Player's Handbook: Champions of the Heroic Tier. Introduces themes for core D&D. New options, feats. Non-combat options like Blacksmith
Sounds good. I've been of two minds about 4E, and one of my complaints is that the mechanics are tilted too heavily towards the combat side--I'd like a little more robustness on the noncombat side, a la Star Wars Saga Edition. This may address that issue. I'd still like less grid-oriented combat, but that's a lost battle at this point--and with the tokens (and the
Castle Ravenloft board game) I should at least be able to get by without dropping thousands on miniatures, should I decide to take the plunge.
Hero Builder's Handbook. Aimed at players who want to tinker and build something detailed with your character. Not in development yet
Sounds like
Player's Options: Skills & Powers--but this time, with the better underpinnings and more rigorous development, it could be done
right. (I always thought the problem with S&P was poor execution combined with bringing to light some hidden problems in the system--proto-CoDzilla, for example--rather than the core concept.)

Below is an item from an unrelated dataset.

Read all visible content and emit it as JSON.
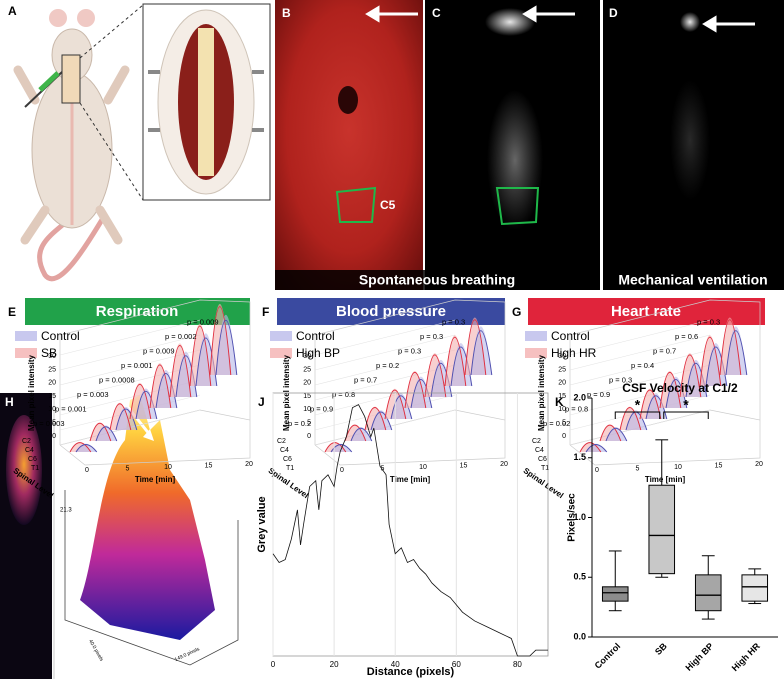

4th Quarter: Ravenloft Roleplaying Game. Play vampires, werewolves, as well as other standard classes.
Huzzah! Just when WotC ends one of my true loves this past year, they bring back the other!
And it sounds like it's a stand-alone game. I was wondering about this as a possibility when Gamma World was announced, and I'm glad to see it happening. Part of that is because, while I think 4E's rules can work with Ravenloft, the 'core D&D experience' that early 4E was shooting for would clash with a lot of Ravenloft's assumptions. What I've heard about later products (DMG2's alternate rewards system, Dark Sun) suggests they're willing to move away from that, but making Ravenloft a stand-alone but compatible with D&D means that the core game can be more solidly Ravenloftian, but you can dip into it or mesh it with standard D&D as well.
There is supposedly a new "RPG component" in the Ravenloft setting, to be revealed at a later date.
Intriguing. They've got a madness system in the Shadowfell boxed set; with the new inclusion of monster PCs as standard, perhaps we'll see a new take on the Dark Powers checks and corruption rules of previous editions?
Ravenloft where you actually play the vampires and werewolves as well as normal races? Am I reading that right? A bit of WoD in DnD?
The timing's right, since WW is largely abandoning print product and going to PDFs. This may make sense for their core audience, but it may also leave a hole that this new product can fill, in addition to the old fans and the core D&D audience.